The decision is all the more surprising given the extent of talk in government circles these days about keeping Australia safe online and guarding the country's secrets.
That only six companies had been certified as Protected cloud providers thus far is testimony to the strictness of the criteria laid down to gain this status. It involved a great deal of expenditure and also a lot of patience; additionally, there was a need for cloud providers to have well-qualified people on board so that the technical requirements could be met in their entirety.
But though the decision was announced on Monday, it has been in the making officially since July last year, as announced by the ASD and the Digital Transformation Agency. Informed sources have told iTWire that the decision was driven by the ASD's desire to avoid being the fall guy for any mix-up in certification.
With the ASD withdrawing from the certification role, each cloud provider will now have to approach each government agency and convince the latter of their suitability to handle a given task for which they are bidding. Each agency will have its own specific requirements based on the nature of what it is looking to outsource.
Self-regulation will, no doubt, be cheaper for the cloud providers, but any extra expense under the old rules that lesser-known companies incurred to get certified was more than compensated for by the amount that government contracts are worth.
Under the scenario that takes effect now, bigger companies will have a distinct advantage in gaining government contracts - even though one of the stated reasons for the change is to give smaller firms a chance to compete for the big money paid out by the government. The old saying "one never got fired for buying IBM" will come to dominate transactions.

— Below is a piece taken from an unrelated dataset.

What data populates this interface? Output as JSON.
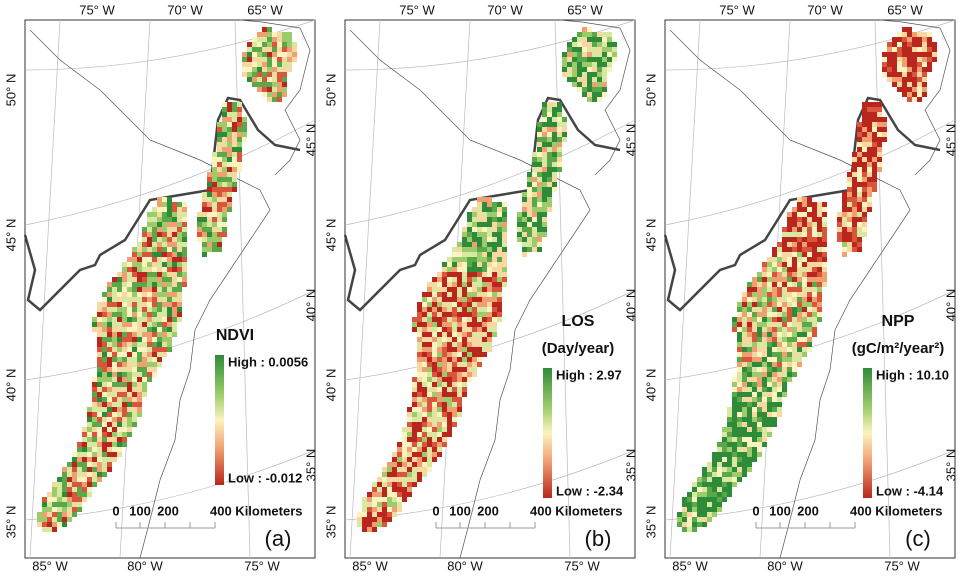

Given that, it is unlikely that local cloud providers, who look to cash in on government work, will be happy with the change. The responsibility they have to bear will be increased a thousandfold and there will be no set criteria and an inspector to catch any shortcomings.
Instead, there will be something akin to a free-for-all which will certainly not make Australia's top-secret data safer. As with many things, it looks very much as though the government says one thing in public, and then does precisely the opposite.